Dáil debates

Wednesday, 22 February 2006

Sea-Fisheries and Maritime Jurisdiction Bill 2005: Report Stage (Resumed) and Final Stage.

 

4:00 pm

Photo of Denis O'DonovanDenis O'Donovan (Cork South West, Fianna Fail)

The greatest fear I have for the fishing industry relates to the level of uncertainty as to what will happen next year. For several years, the Government has spent millions in refurbishing boats and providing new white fish fishing vessels. Up to €100 million was spent and the fishing industry was encouraged to refurbish existing boats and purchase new, better and safer boats. That was not before time. In my home town of Castletownbere, for example, the average age of the fishing vessels ten years ago was 35 years. These clapped out and unsafe bangers have been replaced by a good fleet.
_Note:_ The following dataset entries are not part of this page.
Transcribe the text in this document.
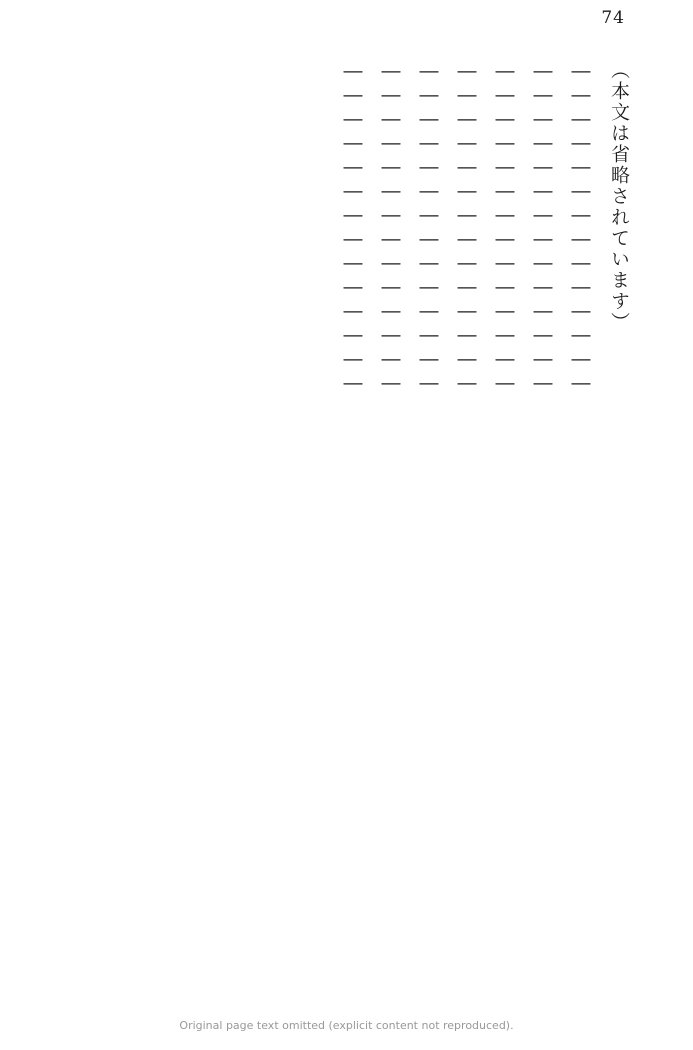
74

（本文は省略されています）

――――――――――――――

――――――――――――――

――――――――――――――

――――――――――――――

――――――――――――――

――――――――――――――

――――――――――――――

Original page text omitted (explicit content not reproduced).
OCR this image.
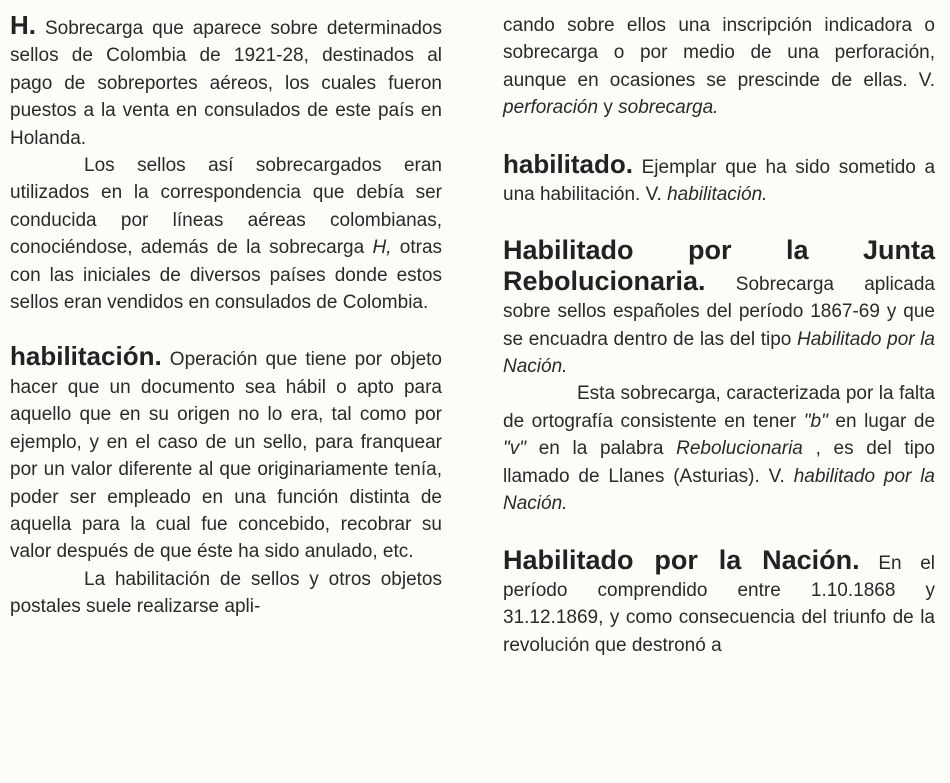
H. Sobrecarga que aparece sobre determinados sellos de Colombia de 1921-28, destinados al pago de sobreportes aéreos, los cuales fueron puestos a la venta en consulados de este país en Holanda.

Los sellos así sobrecargados eran utilizados en la correspondencia que debía ser conducida por líneas aéreas colombianas, conociéndose, además de la sobrecarga H, otras con las iniciales de diversos países donde estos sellos eran vendidos en consulados de Colombia.

habilitación. Operación que tiene por objeto hacer que un documento sea hábil o apto para aquello que en su origen no lo era, tal como por ejemplo, y en el caso de un sello, para franquear por un valor diferente al que originariamente tenía, poder ser empleado en una función distinta de aquella para la cual fue concebido, recobrar su valor después de que éste ha sido anulado, etc.

La habilitación de sellos y otros objetos postales suele realizarse apli-

cando sobre ellos una inscripción indicadora o sobrecarga o por medio de una perforación, aunque en ocasiones se prescinde de ellas. V. perforación y sobrecarga.

habilitado. Ejemplar que ha sido sometido a una habilitación. V. habilitación.

Habilitado por la Junta Rebolucionaria. Sobrecarga aplicada sobre sellos españoles del período 1867-69 y que se encuadra dentro de las del tipo Habilitado por la Nación.

Esta sobrecarga, caracterizada por la falta de ortografía consistente en tener "b" en lugar de "v" en la palabra Rebolucionaria , es del tipo llamado de Llanes (Asturias). V. habilitado por la Nación.

Habilitado por la Nación. En el período comprendido entre 1.10.1868 y 31.12.1869, y como consecuencia del triunfo de la revolución que destronó a
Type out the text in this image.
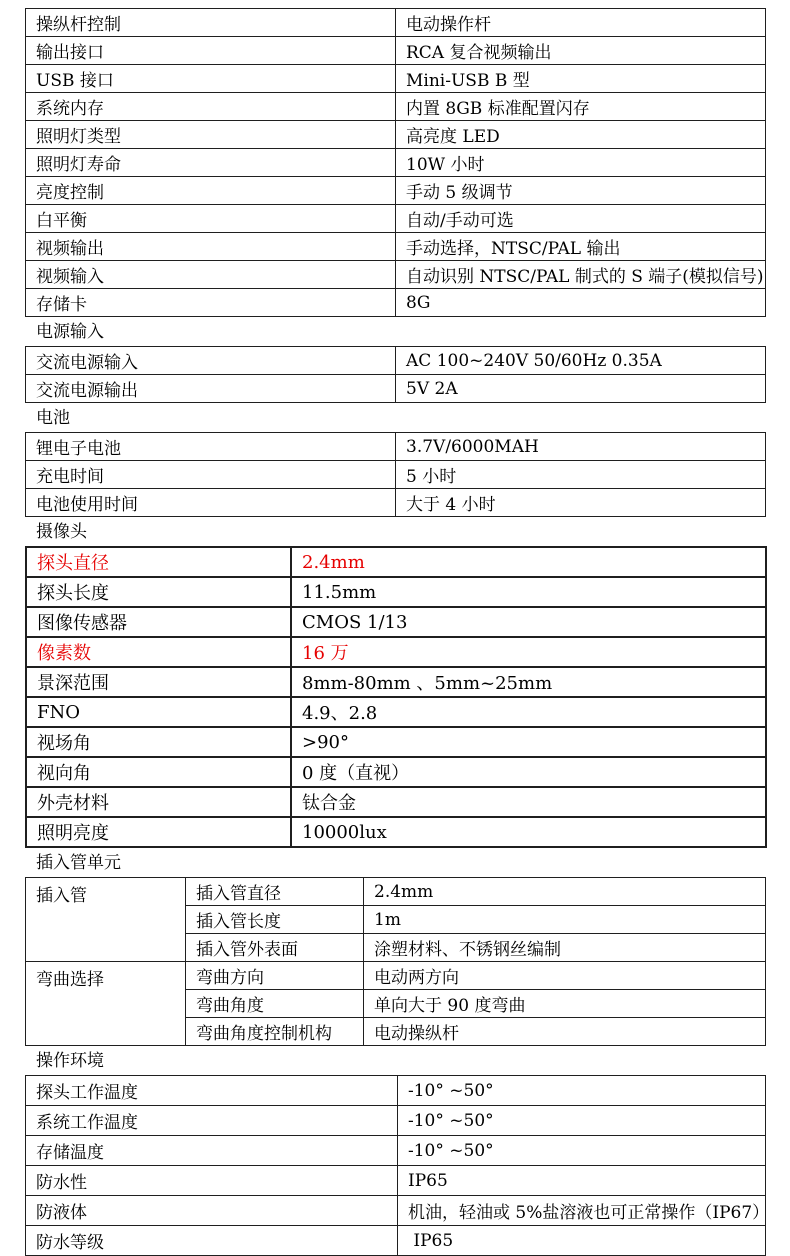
操纵杆控制	电动操作杆
输出接口	RCA 复合视频输出
USB 接口	Mini-USB B 型
系统内存	内置 8GB 标准配置闪存
照明灯类型	高亮度 LED
照明灯寿命	10W 小时
亮度控制	手动 5 级调节
白平衡	自动/手动可选
视频输出	手动选择，NTSC/PAL 输出
视频输入	自动识别 NTSC/PAL 制式的 S 端子(模拟信号)
存储卡	8G
电源输入
交流电源输入	AC 100~240V 50/60Hz 0.35A
交流电源输出	5V 2A
电池
锂电子电池	3.7V/6000MAH
充电时间	5 小时
电池使用时间	大于 4 小时
摄像头
探头直径	2.4mm
探头长度	11.5mm
图像传感器	CMOS 1/13
像素数	16 万
景深范围	8mm-80mm 、5mm~25mm
FNO	4.9、2.8
视场角	>90°
视向角	0 度（直视）
外壳材料	钛合金
照明亮度	10000lux
插入管单元
插入管	插入管直径	2.4mm
	插入管长度	1m
	插入管外表面	涂塑材料、不锈钢丝编制
弯曲选择	弯曲方向	电动两方向
	弯曲角度	单向大于 90 度弯曲
	弯曲角度控制机构	电动操纵杆
操作环境
探头工作温度	-10° ~50°
系统工作温度	-10° ~50°
存储温度	-10° ~50°
防水性	IP65
防液体	机油，轻油或 5%盐溶液也可正常操作（IP67）
防水等级	IP65
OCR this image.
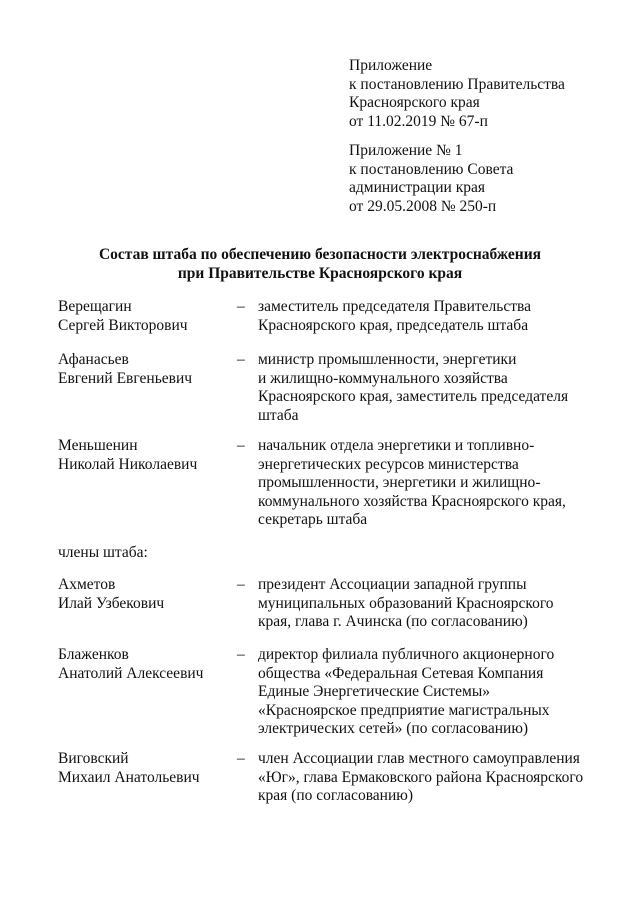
Приложение
к постановлению Правительства
Красноярского края
от 11.02.2019 № 67-п
Приложение № 1
к постановлению Совета
администрации края
от 29.05.2008 № 250-п
Состав штаба по обеспечению безопасности электроснабжения
при Правительстве Красноярского края
Верещагин
Сергей Викторович
– заместитель председателя Правительства
Красноярского края, председатель штаба
Афанасьев
Евгений Евгеньевич
– министр промышленности, энергетики
и жилищно-коммунального хозяйства
Красноярского края, заместитель председателя
штаба
Меньшенин
Николай Николаевич
– начальник отдела энергетики и топливно-
энергетических ресурсов министерства
промышленности, энергетики и жилищно-
коммунального хозяйства Красноярского края,
секретарь штаба
члены штаба:
Ахметов
Илай Узбекович
– президент Ассоциации западной группы
муниципальных образований Красноярского
края, глава г. Ачинска (по согласованию)
Блаженков
Анатолий Алексеевич
– директор филиала публичного акционерного
общества «Федеральная Сетевая Компания
Единые Энергетические Системы»
«Красноярское предприятие магистральных
электрических сетей» (по согласованию)
Виговский
Михаил Анатольевич
– член Ассоциации глав местного самоуправления
«Юг», глава Ермаковского района Красноярского
края (по согласованию)
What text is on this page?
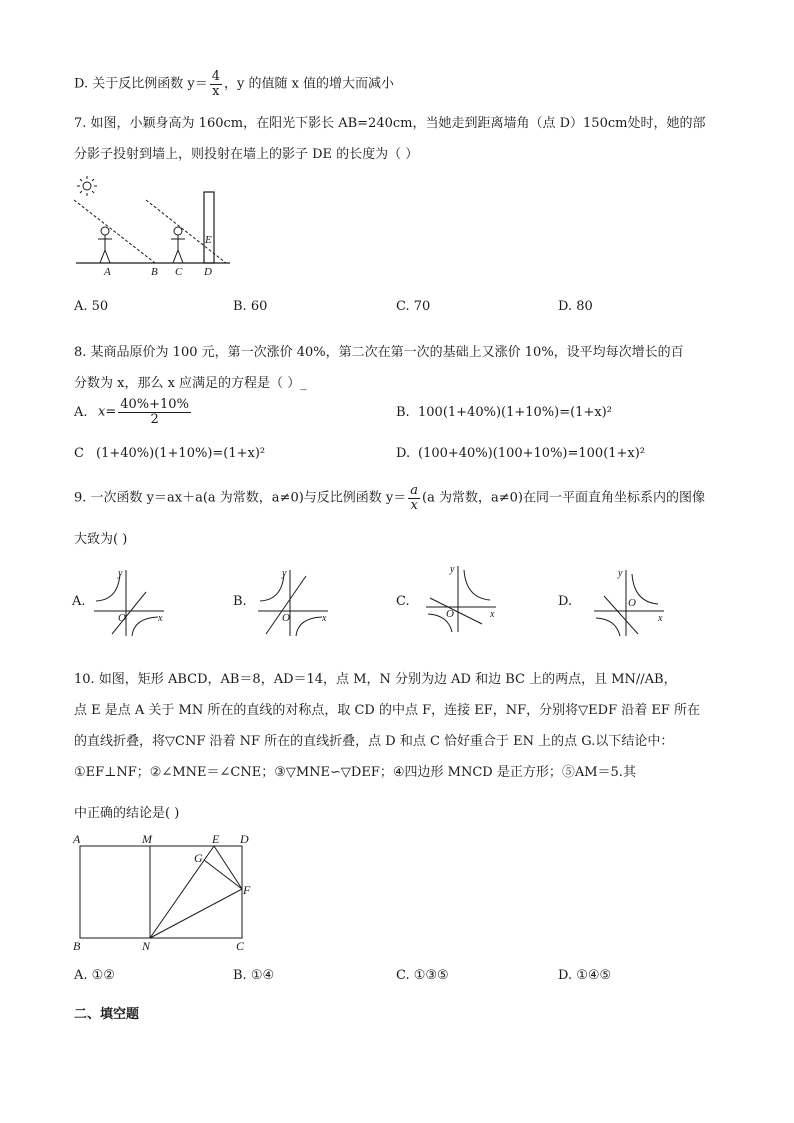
D. 关于反比例函数 $y= \frac{4}{x}$ ，y 的值随 x 值的增大而减小
7. 如图，小颖身高为 160cm，在阳光下影长 AB=240cm，当她走到距离墙角（点 D）150cm处时，她的部
分影子投射到墙上，则投射在墙上的影子 DE 的长度为（ ）
A	B C D
E
A. 50	B. 60	C. 70	D. 80
8. 某商品原价为 100 元，第一次涨价 40%，第二次在第一次的基础上又涨价 10%，设平均每次增长的百
分数为 x，那么 x 应满足的方程是（ ）_
A. $x= \frac{40\%+10\%}{2}$	B. 100(1+40%)(1+10%)=(1+x)²
C (1+40%)(1+10%)=(1+x)²	D. (100+40%)(100+10%)=100(1+x)²
9. 一次函数 y＝ax＋a(a 为常数，a≠0)与反比例函数 $y= \frac{a}{x} (a$ 为常数，a≠0)在同一平面直角坐标系内的图像
大致为( )
A.
O	x
y
B.
O	x
y
C.
O	x
y
D.	O
x
y
10. 如图，矩形 ABCD，AB＝8，AD＝14，点 M，N 分别为边 AD 和边 BC 上的两点，且 MN//AB，
点 E 是点 A 关于 MN 所在的直线的对称点，取 CD 的中点 F，连接 EF，NF，分别将▽EDF 沿着 EF 所在
的直线折叠，将▽CNF 沿着 NF 所在的直线折叠，点 D 和点 C 恰好重合于 EN 上的点 G.以下结论中：
①EF⊥NF；②∠MNE＝∠CNE；③▽MNE∽▽DEF；④四边形 MNCD 是正方形；⑤AM＝5.其
中正确的结论是( )
A	M	E D
G
F
B	N	C
A. ①②	B. ①④	C. ①③⑤	D. ①④⑤
二、填空题
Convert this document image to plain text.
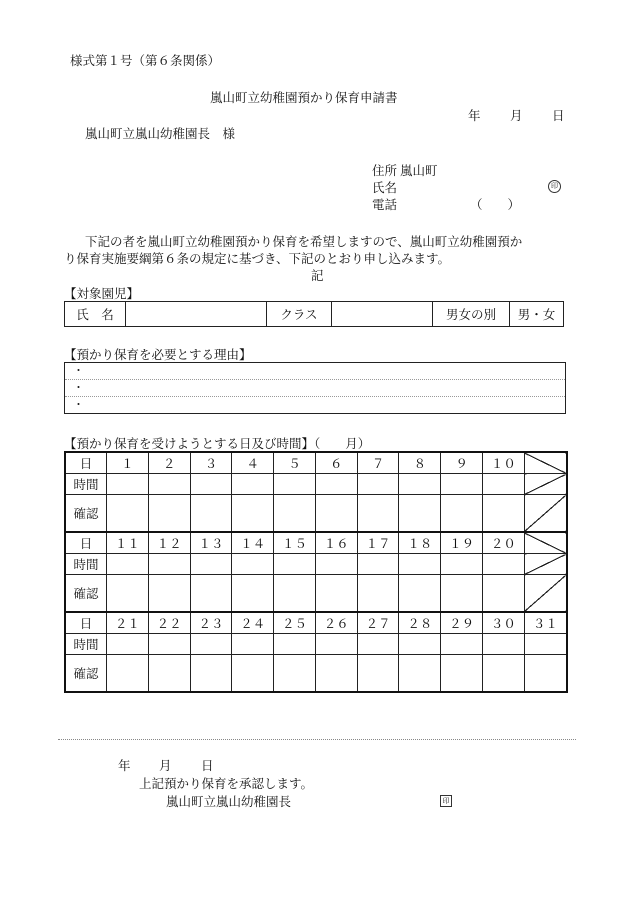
様式第１号（第６条関係）
嵐山町立幼稚園預かり保育申請書
年 月 日
嵐山町立嵐山幼稚園長　様
住所 嵐山町
氏名	印
電話	（　　）
下記の者を嵐山町立幼稚園預かり保育を希望しますので、嵐山町立幼稚園預か
り保育実施要綱第６条の規定に基づき、下記のとおり申し込みます。
記
【対象園児】
氏　名		クラス		男女の別	男・女
【預かり保育を必要とする理由】
・
・
・
【預かり保育を受けようとする日及び時間】（　　月）
日	１	２	３	４	５	６	７	８	９	１０	
時間											
確認											
日	１１	１２	１３	１４	１５	１６	１７	１８	１９	２０	
時間											
確認											
日	２１	２２	２３	２４	２５	２６	２７	２８	２９	３０	３１
時間											
確認											
年 月 日
上記預かり保育を承認します。
嵐山町立嵐山幼稚園長	印
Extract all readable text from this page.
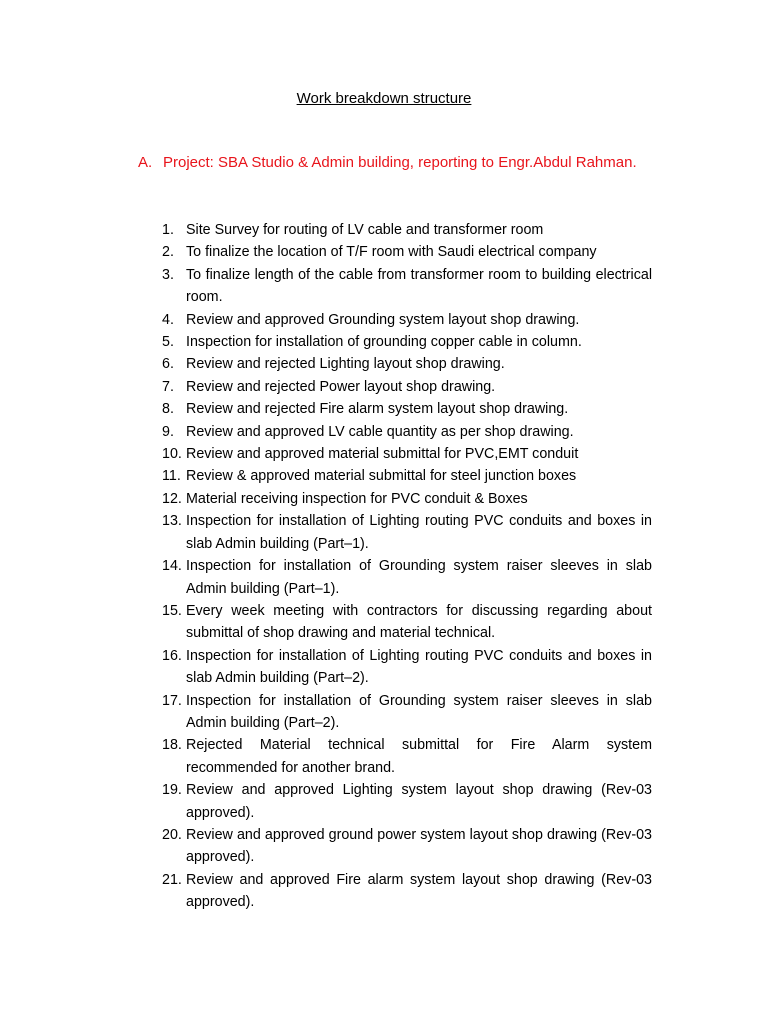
Work breakdown structure
A. Project: SBA Studio & Admin building, reporting to Engr.Abdul Rahman.
1. Site Survey for routing of LV cable and transformer room
2. To finalize the location of T/F room with Saudi electrical company
3. To finalize length of the cable from transformer room to building electrical room.
4. Review and approved Grounding system layout shop drawing.
5. Inspection for installation of grounding copper cable in column.
6. Review and rejected Lighting layout shop drawing.
7. Review and rejected Power layout shop drawing.
8. Review and rejected Fire alarm system layout shop drawing.
9. Review and approved LV cable quantity as per shop drawing.
10. Review and approved material submittal for PVC,EMT conduit
11. Review & approved material submittal for steel junction boxes
12. Material receiving inspection for PVC conduit & Boxes
13. Inspection for installation of Lighting routing PVC conduits and boxes in slab Admin building (Part–1).
14. Inspection for installation of Grounding system raiser sleeves in slab Admin building (Part–1).
15. Every week meeting with contractors for discussing regarding about submittal of shop drawing and material technical.
16. Inspection for installation of Lighting routing PVC conduits and boxes in slab Admin building (Part–2).
17. Inspection for installation of Grounding system raiser sleeves in slab Admin building (Part–2).
18. Rejected Material technical submittal for Fire Alarm system recommended for another brand.
19. Review and approved Lighting system layout shop drawing (Rev-03 approved).
20. Review and approved ground power system layout shop drawing (Rev-03 approved).
21. Review and approved Fire alarm system layout shop drawing (Rev-03 approved).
On the one hand, therefore, we are encouraging fishermen to invest in boats. Some have borrowed up to the hilt to do so. I know a family man who borrowed 85% of the value of his vessel — a huge investment. What are the implications of this strategy for the future of the fishing industry? The most critical issue for the industry is to ascertain the direction in which it is going. I do not refer to the next election. Irrespective of politics, we must set out a strategy for the next five or ten years. If we do not do this, we may as well tie up the boats, whether in Killybegs, Rossaveel, Castletownbere or wherever. If the industry does not have a future, the Government should give the political signal that this is so.

It is wrong that certain people who have never had their hands torn by nets or trawls or washed fish scales from their faces or beards should sit in their ivory towers, or, more appropriately, the crow's nest, dictating what fishing policies should apply. We are the people who know what the policy should be, whether we are backbenchers or Opposition Members. If the fishing industry is not given such direction before the year is out, it will face a tsunami. In such a scenario, having demolished the Irish fishing industry and fishing fleet, we will see, in ten years' time, Russian and Spanish trawlers within ten miles of Mizen Head or Fastnet Rock fishing the stocks we have left behind.

The major problem in regard to the future of the fishing industry is a European dimensional problem. At EU level, including the Parliament and the Commission, including Commissioner Borg, there is no understanding of the rape and pillage that has been done to Irish waters, not alone now but in the past 20 years.